La course à la présidence s’est engagée dès le mois de septembre. La chance lui sourit. Début novembre, il annonçait lui-même sur Instagram son élection à la présidence du SP.A avec plus de 70 % des voix. Conner Rousseau devenait du même coup le plus jeune président de parti que la Belgique ait connu. Proclamé " Homme de l’année 2019" par le magazine Humo , le jeune député est alors à deux doigts de ravir la vedette à son rival en politique Tom Van Grieken, le président du Vlaams Belang, de 6 ans son aîné. Est-il pour autant le nouveau wonderboy du parti socialiste flamand propulsé au sommet d’un parti qui a perdu beaucoup de ses plumes ? Il est trop tôt pour le dire.
Cash !
Rousseau se méfie des coquilles vides marketing. Très à l’aise sur les médias sociaux et infiniment "instagramable" ( @kingconnah ), ce juriste formé à l’UGent aime sortir des sentiers battus pour marquer le coup : " Tant qu’il n’y a pas de nouveau gouvernement, je ne bois plus une goutte d’alcool", assure-t-il. Le show, c’est bien, mais il sait bien qu’on l’attend au tournant. Et donc il se méfie.
En ces temps incertains, mieux vaut créer du lien et être à l’écoute des gens - ce qu’il ne manque pas de faire. Il faut moderniser les contenus aussi. Récemment, il fit une quinzaine d’apparitions sur des marchés en Flandre. Pour aller à la rencontre des gens, face to face . Une initiative qui fit jaser certains : le SP.A se prépare-t-il à de nouvelles élections ? Mais sa fougue juvénile et son langage "très cash" continuent de marquer les esprits.
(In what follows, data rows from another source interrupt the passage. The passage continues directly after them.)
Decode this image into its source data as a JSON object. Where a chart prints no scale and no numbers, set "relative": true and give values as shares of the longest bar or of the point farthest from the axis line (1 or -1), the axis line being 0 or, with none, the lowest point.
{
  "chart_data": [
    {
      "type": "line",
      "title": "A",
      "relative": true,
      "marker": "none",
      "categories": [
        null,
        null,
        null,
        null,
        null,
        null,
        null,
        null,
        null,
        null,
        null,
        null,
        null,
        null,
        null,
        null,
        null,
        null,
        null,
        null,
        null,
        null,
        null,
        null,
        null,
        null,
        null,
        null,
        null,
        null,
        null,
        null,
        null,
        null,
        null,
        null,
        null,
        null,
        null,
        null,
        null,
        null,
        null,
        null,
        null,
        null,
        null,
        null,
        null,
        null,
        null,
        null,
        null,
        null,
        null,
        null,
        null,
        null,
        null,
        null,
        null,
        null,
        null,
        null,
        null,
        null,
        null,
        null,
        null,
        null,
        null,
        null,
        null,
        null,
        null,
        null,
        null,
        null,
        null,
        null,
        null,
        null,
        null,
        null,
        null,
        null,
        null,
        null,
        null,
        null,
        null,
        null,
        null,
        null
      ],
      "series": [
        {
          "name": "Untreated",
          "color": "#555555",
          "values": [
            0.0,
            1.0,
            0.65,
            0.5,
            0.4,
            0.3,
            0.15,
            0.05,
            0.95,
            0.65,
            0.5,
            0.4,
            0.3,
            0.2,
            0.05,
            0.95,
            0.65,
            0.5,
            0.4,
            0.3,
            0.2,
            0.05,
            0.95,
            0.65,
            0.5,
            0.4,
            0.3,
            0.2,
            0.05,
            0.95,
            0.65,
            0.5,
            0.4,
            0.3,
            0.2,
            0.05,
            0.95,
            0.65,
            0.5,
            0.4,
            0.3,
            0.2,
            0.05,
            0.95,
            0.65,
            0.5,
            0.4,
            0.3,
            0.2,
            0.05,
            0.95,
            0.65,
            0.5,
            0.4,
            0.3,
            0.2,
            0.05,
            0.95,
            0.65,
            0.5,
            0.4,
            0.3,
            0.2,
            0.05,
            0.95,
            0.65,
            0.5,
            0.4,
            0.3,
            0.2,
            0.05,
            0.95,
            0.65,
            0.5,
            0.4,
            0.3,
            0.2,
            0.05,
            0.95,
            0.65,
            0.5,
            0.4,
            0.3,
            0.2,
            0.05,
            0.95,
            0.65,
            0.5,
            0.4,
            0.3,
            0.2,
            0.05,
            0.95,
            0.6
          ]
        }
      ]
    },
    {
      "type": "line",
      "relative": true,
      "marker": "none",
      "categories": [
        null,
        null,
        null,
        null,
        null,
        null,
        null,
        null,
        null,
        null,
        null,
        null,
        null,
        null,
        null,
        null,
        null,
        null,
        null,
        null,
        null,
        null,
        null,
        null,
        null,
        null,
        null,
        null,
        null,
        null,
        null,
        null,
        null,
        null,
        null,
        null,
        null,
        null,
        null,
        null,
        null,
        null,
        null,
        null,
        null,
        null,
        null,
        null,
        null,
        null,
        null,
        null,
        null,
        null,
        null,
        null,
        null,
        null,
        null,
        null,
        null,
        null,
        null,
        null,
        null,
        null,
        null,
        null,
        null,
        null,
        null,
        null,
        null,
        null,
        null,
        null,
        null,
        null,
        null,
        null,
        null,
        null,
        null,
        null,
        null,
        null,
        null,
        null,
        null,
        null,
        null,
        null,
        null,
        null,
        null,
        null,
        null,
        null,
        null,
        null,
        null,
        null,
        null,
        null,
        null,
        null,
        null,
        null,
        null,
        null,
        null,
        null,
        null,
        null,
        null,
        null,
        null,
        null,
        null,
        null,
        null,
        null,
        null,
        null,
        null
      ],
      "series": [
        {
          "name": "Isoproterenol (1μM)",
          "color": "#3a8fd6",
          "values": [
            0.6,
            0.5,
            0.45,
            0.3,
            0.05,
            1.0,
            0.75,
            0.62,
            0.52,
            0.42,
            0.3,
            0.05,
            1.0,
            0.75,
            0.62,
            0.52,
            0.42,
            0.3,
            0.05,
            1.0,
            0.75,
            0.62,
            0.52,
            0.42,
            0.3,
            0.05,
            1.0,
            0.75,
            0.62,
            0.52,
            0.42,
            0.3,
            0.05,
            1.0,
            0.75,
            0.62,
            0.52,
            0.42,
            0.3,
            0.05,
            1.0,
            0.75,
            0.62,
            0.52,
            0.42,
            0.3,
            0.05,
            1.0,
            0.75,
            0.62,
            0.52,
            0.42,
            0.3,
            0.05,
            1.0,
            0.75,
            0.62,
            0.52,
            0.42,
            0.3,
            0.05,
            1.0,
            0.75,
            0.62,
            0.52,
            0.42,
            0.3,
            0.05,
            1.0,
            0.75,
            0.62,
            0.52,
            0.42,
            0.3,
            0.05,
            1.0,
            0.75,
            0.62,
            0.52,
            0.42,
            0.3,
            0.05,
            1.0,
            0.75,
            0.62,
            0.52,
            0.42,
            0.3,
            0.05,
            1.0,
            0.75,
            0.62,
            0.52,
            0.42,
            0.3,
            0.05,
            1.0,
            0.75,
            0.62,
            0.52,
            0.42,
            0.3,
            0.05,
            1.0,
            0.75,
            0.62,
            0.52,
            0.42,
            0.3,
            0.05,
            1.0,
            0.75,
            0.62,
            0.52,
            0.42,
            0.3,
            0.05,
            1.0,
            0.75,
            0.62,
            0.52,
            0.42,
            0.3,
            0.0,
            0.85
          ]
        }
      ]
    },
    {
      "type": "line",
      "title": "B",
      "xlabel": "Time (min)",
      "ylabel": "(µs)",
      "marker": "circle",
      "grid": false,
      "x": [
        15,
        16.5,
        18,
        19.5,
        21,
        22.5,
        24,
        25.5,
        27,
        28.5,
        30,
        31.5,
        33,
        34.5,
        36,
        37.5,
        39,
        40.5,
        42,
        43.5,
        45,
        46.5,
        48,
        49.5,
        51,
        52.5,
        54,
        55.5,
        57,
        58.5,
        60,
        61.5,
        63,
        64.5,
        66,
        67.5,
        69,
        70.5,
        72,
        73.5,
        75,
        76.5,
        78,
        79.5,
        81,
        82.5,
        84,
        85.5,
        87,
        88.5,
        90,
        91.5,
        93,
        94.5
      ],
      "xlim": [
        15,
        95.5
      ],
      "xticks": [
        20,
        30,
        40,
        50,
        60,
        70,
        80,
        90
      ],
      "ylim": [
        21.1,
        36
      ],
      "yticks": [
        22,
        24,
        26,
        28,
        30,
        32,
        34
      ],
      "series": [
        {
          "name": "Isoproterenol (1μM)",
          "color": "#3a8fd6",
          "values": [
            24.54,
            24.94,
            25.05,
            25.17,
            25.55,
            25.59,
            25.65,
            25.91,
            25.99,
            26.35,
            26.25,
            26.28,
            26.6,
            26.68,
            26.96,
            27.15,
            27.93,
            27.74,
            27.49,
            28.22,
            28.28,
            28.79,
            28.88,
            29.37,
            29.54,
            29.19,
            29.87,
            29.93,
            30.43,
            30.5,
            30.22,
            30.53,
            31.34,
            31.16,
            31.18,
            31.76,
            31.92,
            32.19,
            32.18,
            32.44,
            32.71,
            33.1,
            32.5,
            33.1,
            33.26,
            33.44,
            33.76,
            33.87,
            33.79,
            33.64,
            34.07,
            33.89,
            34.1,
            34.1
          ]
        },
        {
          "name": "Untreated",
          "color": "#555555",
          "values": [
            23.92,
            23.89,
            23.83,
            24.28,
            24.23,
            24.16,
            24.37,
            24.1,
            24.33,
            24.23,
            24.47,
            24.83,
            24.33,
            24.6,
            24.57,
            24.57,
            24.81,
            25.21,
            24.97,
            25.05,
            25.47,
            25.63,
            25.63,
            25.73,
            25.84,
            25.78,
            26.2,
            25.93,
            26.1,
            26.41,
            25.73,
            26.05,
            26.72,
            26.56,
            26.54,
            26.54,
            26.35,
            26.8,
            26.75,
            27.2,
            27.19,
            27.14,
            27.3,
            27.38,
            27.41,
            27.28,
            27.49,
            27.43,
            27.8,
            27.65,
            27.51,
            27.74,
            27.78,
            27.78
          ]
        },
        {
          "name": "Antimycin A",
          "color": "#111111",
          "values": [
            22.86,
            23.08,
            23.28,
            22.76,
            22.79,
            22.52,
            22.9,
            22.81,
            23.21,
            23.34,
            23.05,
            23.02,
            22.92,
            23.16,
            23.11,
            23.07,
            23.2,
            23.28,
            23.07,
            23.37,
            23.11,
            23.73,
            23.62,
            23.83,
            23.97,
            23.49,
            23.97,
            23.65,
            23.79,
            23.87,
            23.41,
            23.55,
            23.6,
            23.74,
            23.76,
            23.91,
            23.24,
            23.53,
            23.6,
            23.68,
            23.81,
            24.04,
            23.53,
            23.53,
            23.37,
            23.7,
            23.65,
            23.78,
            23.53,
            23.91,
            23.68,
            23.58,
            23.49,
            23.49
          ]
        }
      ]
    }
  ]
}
Avec ses inséparables sneakers blanches (c’est déjà sa deuxième paire…) et sa silhouette travaillée d’homme urbain, Conner Rousseau a les deux pieds dans son époque. La raison de son engagement en politique ? " Je veux faire bouger les choses. Depuis des années, je donne un peu de mon temps comme bénévole en m’engageant comme moniteur dans des camps de vacances."
Avant tout, il faut remettre de l’ordre dans la maison socialiste. Il affirme sentir poindre une nouvelle culture : " Retrouver l’estime de soi, arrêter de passer du temps à s’excuser" , c’est essentiel pour le parti.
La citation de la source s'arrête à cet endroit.